En lugar de la sensación de tranquilidad y quietud que suelo experimentar después de recibir el Santísimo Sacramento, experimenté una energía y un dinamismo en la asamblea a través de mi compromiso con los más pequeños. Como católicos, sabemos que la Santísima Trinidad es una comunión (o relación) dinámica de tres personas -Padre, Hijo y Espíritu Santo- que constantemente dan y reciben amor. Aquel domingo, mi reflexión tras recibir la Eucaristía fue algo así: un encuentro que me llevó a la comunión y me impulsó a la misión, ceñido por la esperanza y el amor. Las palabras no alcanzan a captar toda la sensación de conocer la presencia viva y enérgica de Dios en la congregación, incluso cuando estaba silenciosa pero poderosamente presente en el Santísimo Sacramento. Era como si una corriente eléctrica nos uniera a todos a través de la Eucaristía.
Los grandes pensadores espirituales nos advierten que no esperemos recibir consuelo cada vez que oramos o recibimos la Eucaristía. Pero sí reconocen que las consolaciones pueden tener lugar en la oración y durante la Misa -la forma más elevada de oración que tenemos los católicos-, a menudo en momentos inesperados.
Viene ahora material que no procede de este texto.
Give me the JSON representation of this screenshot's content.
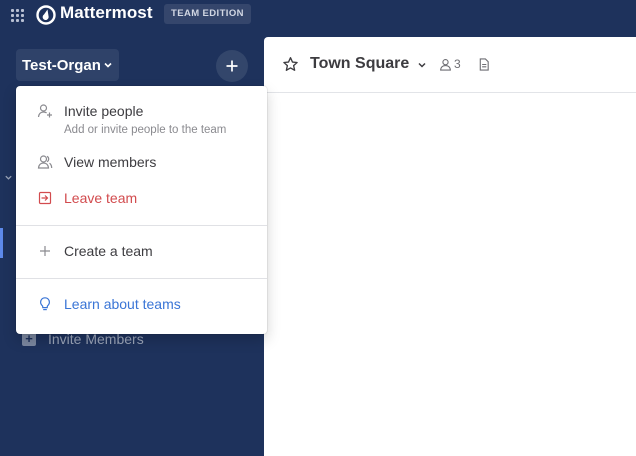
{
  "header": {
    "brand": "Mattermost",
    "edition": "TEAM EDITION"
  },
  "sidebar": {
    "team_name": "Test-Organ",
    "invite_members": "Invite Members"
  },
  "channel": {
    "name": "Town Square",
    "member_count": "3"
  },
  "team_menu": {
    "invite_people": "Invite people",
    "invite_people_sub": "Add or invite people to the team",
    "view_members": "View members",
    "leave_team": "Leave team",
    "create_team": "Create a team",
    "learn_teams": "Learn about teams"
  },
  "colors": {
    "sidebar_bg": "#1e325c",
    "danger": "#d24b4e",
    "link": "#3a75d6"
  }
}
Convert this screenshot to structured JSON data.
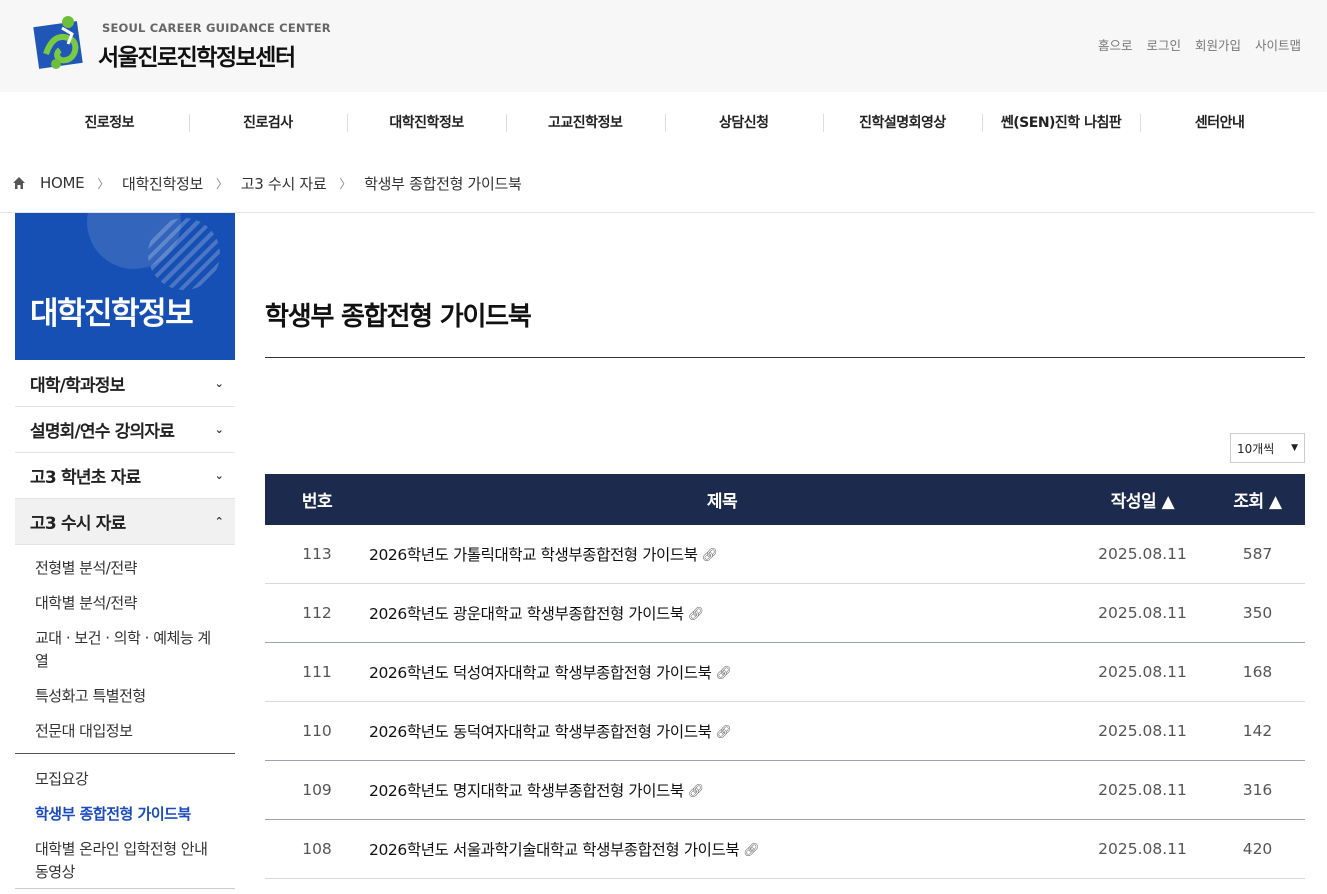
{
  "header": {
    "logo_en": "SEOUL CAREER GUIDANCE CENTER",
    "logo_ko": "서울진로진학정보센터",
    "util_links": [
      "홈으로",
      "로그인",
      "회원가입",
      "사이트맵"
    ]
  },
  "gnb": [
    "진로정보",
    "진로검사",
    "대학진학정보",
    "고교진학정보",
    "상담신청",
    "진학설명회영상",
    "쎈(SEN)진학 나침판",
    "센터안내"
  ],
  "breadcrumb": [
    "HOME",
    "대학진학정보",
    "고3 수시 자료",
    "학생부 종합전형 가이드북"
  ],
  "sidebar": {
    "title": "대학진학정보",
    "menu": [
      {
        "label": "대학/학과정보",
        "chevron": "⌄"
      },
      {
        "label": "설명회/연수 강의자료",
        "chevron": "⌄"
      },
      {
        "label": "고3 학년초 자료",
        "chevron": "⌄"
      },
      {
        "label": "고3 수시 자료",
        "chevron": "⌃"
      }
    ],
    "sub_group1": [
      "전형별 분석/전략",
      "대학별 분석/전략",
      "교대 · 보건 · 의학 · 예체능 계열",
      "특성화고 특별전형",
      "전문대 대입정보"
    ],
    "sub_group2": [
      "모집요강",
      "학생부 종합전형 가이드북",
      "대학별 온라인 입학전형 안내 동영상"
    ]
  },
  "main": {
    "title": "학생부 종합전형 가이드북",
    "per_page": "10개씩",
    "table": {
      "headers": {
        "no": "번호",
        "title": "제목",
        "date": "작성일 ▲",
        "views": "조회 ▲"
      },
      "rows": [
        {
          "no": "113",
          "title": "2026학년도 가톨릭대학교 학생부종합전형 가이드북",
          "date": "2025.08.11",
          "views": "587"
        },
        {
          "no": "112",
          "title": "2026학년도 광운대학교 학생부종합전형 가이드북",
          "date": "2025.08.11",
          "views": "350"
        },
        {
          "no": "111",
          "title": "2026학년도 덕성여자대학교 학생부종합전형 가이드북",
          "date": "2025.08.11",
          "views": "168"
        },
        {
          "no": "110",
          "title": "2026학년도 동덕여자대학교 학생부종합전형 가이드북",
          "date": "2025.08.11",
          "views": "142"
        },
        {
          "no": "109",
          "title": "2026학년도 명지대학교 학생부종합전형 가이드북",
          "date": "2025.08.11",
          "views": "316"
        },
        {
          "no": "108",
          "title": "2026학년도 서울과학기술대학교 학생부종합전형 가이드북",
          "date": "2025.08.11",
          "views": "420"
        }
      ]
    }
  },
  "colors": {
    "brand_blue": "#1750b4",
    "table_header": "#1c2a4d",
    "active_link": "#1a4bbd"
  }
}
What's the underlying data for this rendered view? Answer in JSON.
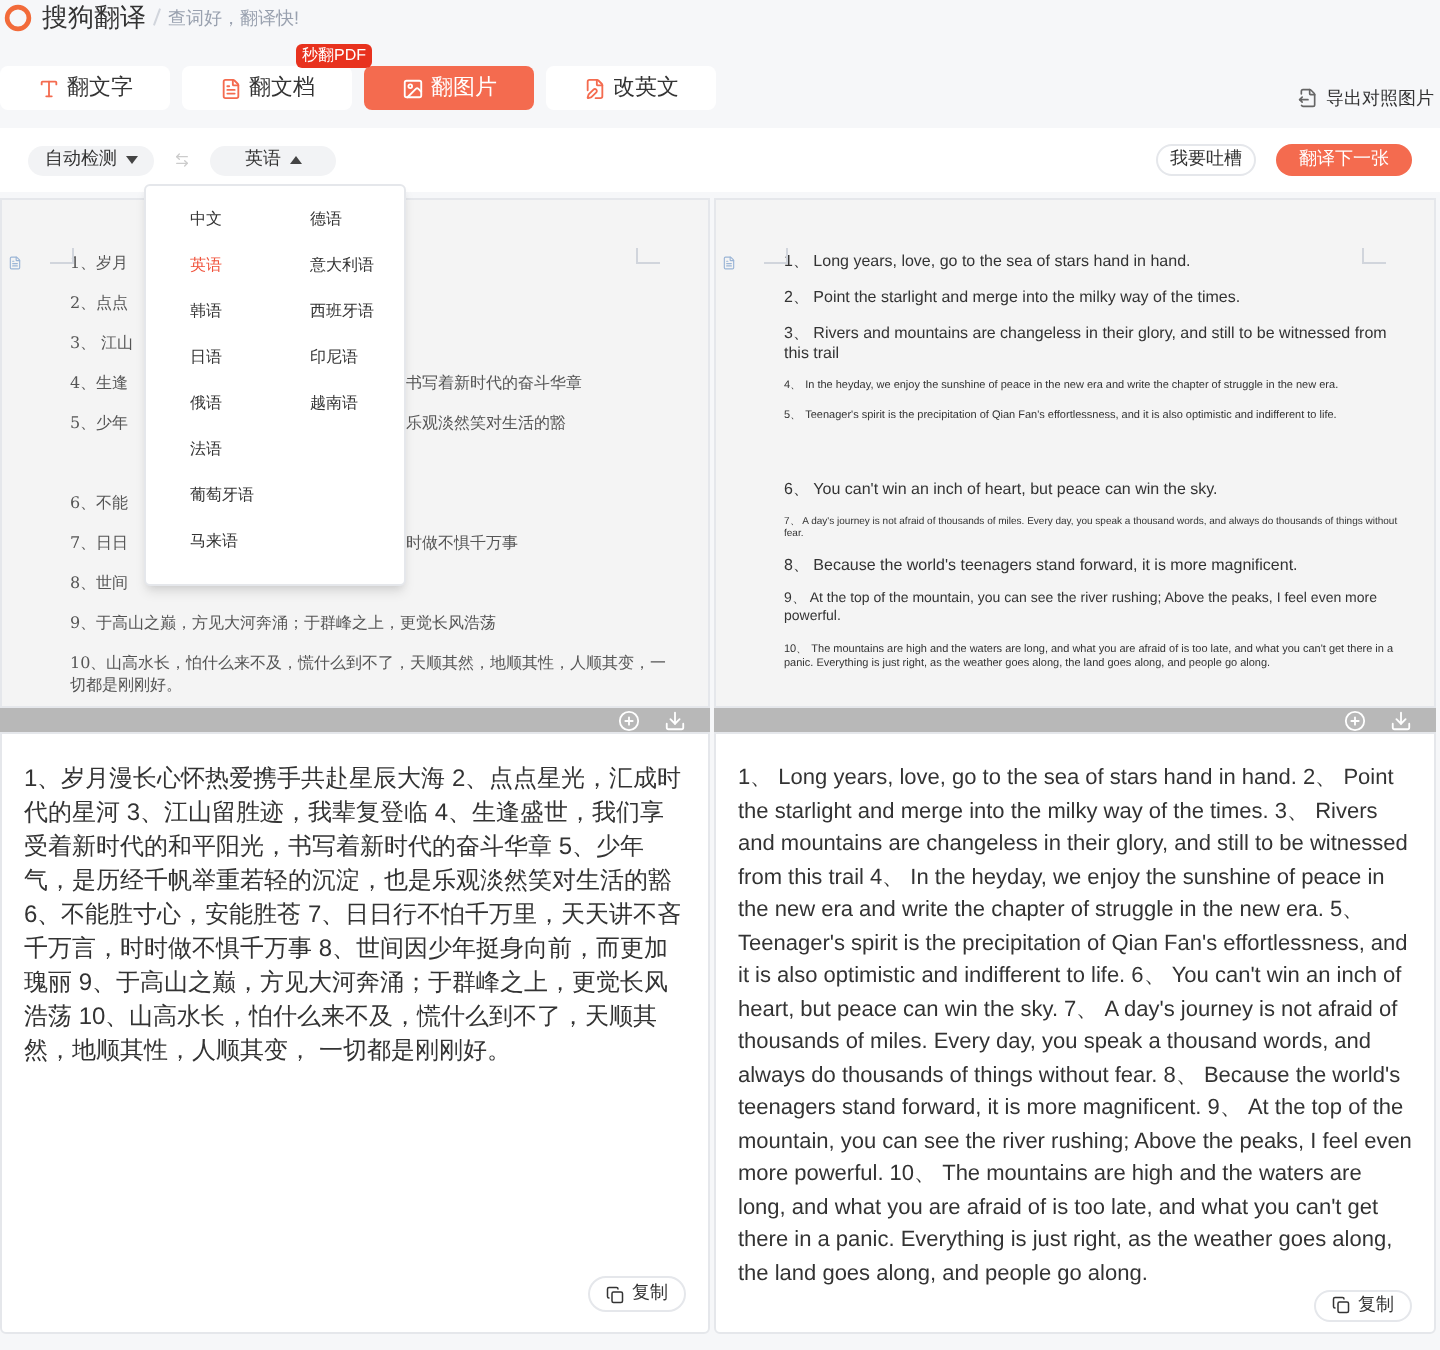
{
  "header": {
    "logo_text": "搜狗翻译",
    "slogan": "查词好，翻译快!"
  },
  "tabs": [
    {
      "label": "翻文字",
      "kind": "text",
      "selected": false
    },
    {
      "label": "翻文档",
      "kind": "document",
      "selected": false,
      "badge": "秒翻PDF"
    },
    {
      "label": "翻图片",
      "kind": "image",
      "selected": true
    },
    {
      "label": "改英文",
      "kind": "edit",
      "selected": false
    }
  ],
  "export_button": "导出对照图片",
  "toolbar": {
    "source_language": "自动检测",
    "target_language": "英语",
    "target_expanded": true,
    "feedback_button": "我要吐槽",
    "next_button": "翻译下一张"
  },
  "language_menu": {
    "columns": [
      [
        {
          "label": "中文",
          "selected": false
        },
        {
          "label": "英语",
          "selected": true
        },
        {
          "label": "韩语",
          "selected": false
        },
        {
          "label": "日语",
          "selected": false
        },
        {
          "label": "俄语",
          "selected": false
        },
        {
          "label": "法语",
          "selected": false
        },
        {
          "label": "葡萄牙语",
          "selected": false
        },
        {
          "label": "马来语",
          "selected": false
        }
      ],
      [
        {
          "label": "德语",
          "selected": false
        },
        {
          "label": "意大利语",
          "selected": false
        },
        {
          "label": "西班牙语",
          "selected": false
        },
        {
          "label": "印尼语",
          "selected": false
        },
        {
          "label": "越南语",
          "selected": false
        }
      ]
    ]
  },
  "source_image": {
    "lines": [
      {
        "start": "1、岁月"
      },
      {
        "start": "2、点点"
      },
      {
        "start": "3、 江山"
      },
      {
        "start": "4、生逢",
        "end": "书写着新时代的奋斗华章"
      },
      {
        "start": "5、少年",
        "end": "乐观淡然笑对生活的豁",
        "gap_after": true
      },
      {
        "start": "6、不能"
      },
      {
        "start": "7、日日",
        "end": "时做不惧千万事"
      },
      {
        "start": "8、世间"
      },
      {
        "start": "9、于高山之巅，方见大河奔涌；于群峰之上，更觉长风浩荡"
      },
      {
        "start": "10、山高水长，怕什么来不及，慌什么到不了，天顺其然，地顺其性，人顺其变，一切都是刚刚好。"
      }
    ]
  },
  "translated_image": {
    "lines": [
      {
        "kind": "large",
        "text": "1、 Long years, love, go to the sea of stars hand in hand."
      },
      {
        "kind": "large",
        "text": "2、 Point the starlight and merge into the milky way of the times."
      },
      {
        "kind": "large",
        "text": "3、 Rivers and mountains are changeless in their glory, and still to be witnessed from this trail"
      },
      {
        "kind": "small",
        "text": "4、 In the heyday, we enjoy the sunshine of peace in the new era and write the chapter of struggle in the new era."
      },
      {
        "kind": "small",
        "text": "5、 Teenager's spirit is the precipitation of Qian Fan's effortlessness, and it is also optimistic and indifferent to life.",
        "gap_after": true
      },
      {
        "kind": "large",
        "text": "6、 You can't win an inch of heart, but peace can win the sky."
      },
      {
        "kind": "tiny",
        "text": "7、 A day's journey is not afraid of thousands of miles. Every day, you speak a thousand words, and always do thousands of things without fear."
      },
      {
        "kind": "large",
        "text": "8、 Because the world's teenagers stand forward, it is more magnificent."
      },
      {
        "kind": "medium",
        "text": "9、 At the top of the mountain, you can see the river rushing; Above the peaks, I feel even more powerful."
      },
      {
        "kind": "small",
        "text": "10、 The mountains are high and the waters are long, and what you are afraid of is too late, and what you can't get there in a panic. Everything is just right, as the weather goes along, the land goes along, and people go along."
      }
    ]
  },
  "source_text": {
    "text": "1、岁月漫长心怀热爱携手共赴星辰大海 2、点点星光，汇成时代的星河 3、江山留胜迹，我辈复登临 4、生逢盛世，我们享受着新时代的和平阳光，书写着新时代的奋斗华章 5、少年气，是历经千帆举重若轻的沉淀，也是乐观淡然笑对生活的豁 6、不能胜寸心，安能胜苍 7、日日行不怕千万里，天天讲不吝千万言，时时做不惧千万事 8、世间因少年挺身向前，而更加瑰丽 9、于高山之巅，方见大河奔涌；于群峰之上，更觉长风浩荡 10、山高水长，怕什么来不及，慌什么到不了，天顺其然，地顺其性，人顺其变， 一切都是刚刚好。",
    "copy_button": "复制"
  },
  "translated_text": {
    "text": "1、 Long years, love, go to the sea of stars hand in hand. 2、 Point the starlight and merge into the milky way of the times. 3、 Rivers and mountains are changeless in their glory, and still to be witnessed from this trail 4、 In the heyday, we enjoy the sunshine of peace in the new era and write the chapter of struggle in the new era. 5、 Teenager's spirit is the precipitation of Qian Fan's effortlessness, and it is also optimistic and indifferent to life. 6、 You can't win an inch of heart, but peace can win the sky. 7、 A day's journey is not afraid of thousands of miles. Every day, you speak a thousand words, and always do thousands of things without fear. 8、 Because the world's teenagers stand forward, it is more magnificent. 9、 At the top of the mountain, you can see the river rushing; Above the peaks, I feel even more powerful. 10、 The mountains are high and the waters are long, and what you are afraid of is too late, and what you can't get there in a panic. Everything is just right, as the weather goes along, the land goes along, and people go along.",
    "copy_button": "复制"
  }
}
Estos momentos de consolación, muy parecidos a cuando Thomas Merton se sintió abrumado por una sensación de amor hacia todos en una esquina del centro de Louisville, Kentucky, son una chispa y un recordatorio de que el Espíritu Santo se mueve entre nosotros de forma silenciosa y creativa. "El viento sopla donde quiere y se oye el ruido que hace, pero no se sabe de dónde viene ni a dónde va"(Jn 3,8).
Cuando el H. Ed sostuvo a Sean sobre su pecho mientras experimentaba el proceso de la muerte, me di cuenta de que se trataba de una ventana al Misterio Pascual, un encuentro con la muerte y la nueva vida en ese único momento. La muerte puede ser una experiencia aterradora e intimidante, tanto para el moribundo como para sus seres queridos. Hay tantas cosas que simplemente no sabemos sobre el más allá, pero nos aferramos a la esperanza de la resurrección y a la promesa de un cielo nuevo y una tierra nueva. Cuando asistimos a Misa y recibimos la Eucaristía, es una experiencia vivida de este ciclo de muerte y nueva vida, que nos alimenta para Jornada.
En la vida, nos enfrentamos a muchas aflicciones -no muy diferentes de la aflicción del Hno. Ed. Pero "la esperanza no defrauda"(Rom. 5:5). Qué bien conocía el H. Ed este versículo a través de su propia experiencia: la esperanza no defrauda. Nuestra esperanza está arraigada en la persona de Jesucristo, que permanece siempre con nosotros de un modo muy especial en la Eucaristía, sosteniéndonos a través de los muchos desafíos que afrontamos en la vida hasta que finalmente le vemos cara a cara.